Is it any surprise, then, that when Bibi appealed to Britain for asylum, her request was denied on the basis that her presence in Britain might stir unrest among"certain sections of the population".

This phrase, cited with much alarm across the British media, was widely inferred to mean that UK officials feared a potential violent backlash from segments of the British Muslim community sympathetic to Pakistan’s blasphemy regime.

But it is clear that the government was not just nervous about Islamist threats, but actually, if not intentionally, bolstering them. Huge pockets of the country are now de facto governed by Islamist anti-blasphemy principles just like the one that called for Bibi’s head. In 2021, a Batley Grammar School teacher was driven into hiding by an Islamist mob. The headteacher did not apologise to the teacher, whose life remains under threat, but to the deranged mob.

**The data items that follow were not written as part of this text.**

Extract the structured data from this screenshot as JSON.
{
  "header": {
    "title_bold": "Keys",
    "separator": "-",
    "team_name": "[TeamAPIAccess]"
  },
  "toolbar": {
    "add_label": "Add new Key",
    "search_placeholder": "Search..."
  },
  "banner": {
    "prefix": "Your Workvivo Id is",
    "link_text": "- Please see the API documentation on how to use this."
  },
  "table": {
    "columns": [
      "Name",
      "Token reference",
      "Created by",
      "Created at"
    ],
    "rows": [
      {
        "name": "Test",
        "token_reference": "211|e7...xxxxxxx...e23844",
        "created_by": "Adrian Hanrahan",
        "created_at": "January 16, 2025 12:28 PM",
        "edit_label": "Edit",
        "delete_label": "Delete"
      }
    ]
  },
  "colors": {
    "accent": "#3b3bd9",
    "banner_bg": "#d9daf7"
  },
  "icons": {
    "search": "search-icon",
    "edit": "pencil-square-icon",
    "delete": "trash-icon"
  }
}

DeI UK is just one example of these threats, but the fact that such a controversial and devisive group has been permitted official status and funding shows just how inert our institutions are against Islamic fundamentalism.

Tim Dieppe, Head of Public Policy at Christian Concern, a British charity which aims to safeguard the legal rights of Christians, told the Catholic Herald: “Organisations which support blasphemy laws must lose their charitable status. They are trying to change the law to impose sharia law and to restrict free speech, and this is obviously incompatible with British values.

“This kind of network is not merely a threat to Christians like Asia Bibi, but people of all faiths and none here on British soil who do not believe in Islamist blasphemy laws,” he adds.

The Charity Commission said in a statement that “concerns have been raised” with them about Dawat-e-Islami, and that they would “assess the issues raised to determine what, if any, role there is for us as regulator".

But if the government is not at the very least willing to reconsider the status of groups openly at odds with our tradition of civil liberties, regardless of how “peaceful” they claim to be, what hope is there for the future and safeguarding Christian liberties?

As British society strays yet further into the “borderless, multicultural, multi-faith zone” that Peter Hitchens described Tory Britain as and warned about more than ten years ago, is it not obvious that some sects in such a country will choose to strongly assert themselves?

It is surely up to Christians to respond in kind.

Photo: Shaykh Ashiqur Rahman leads a morning prayer on stage as people participate in the 'Eid On The Square' event in London, United Kingdom, 8 June 2025. The Mayor of London, Sadiq Khan, was hosting the 'Eid On The Square' event as Muslims marked Eid al-Adha. It is the second of the two main holidays in Islam. (Photo by Alishia Abodunde/Getty Images.)

Note: Former Charity Commission Chair Baroness Stowell and Dawat-e-Islami UK did not respond to requests for comment by publication time.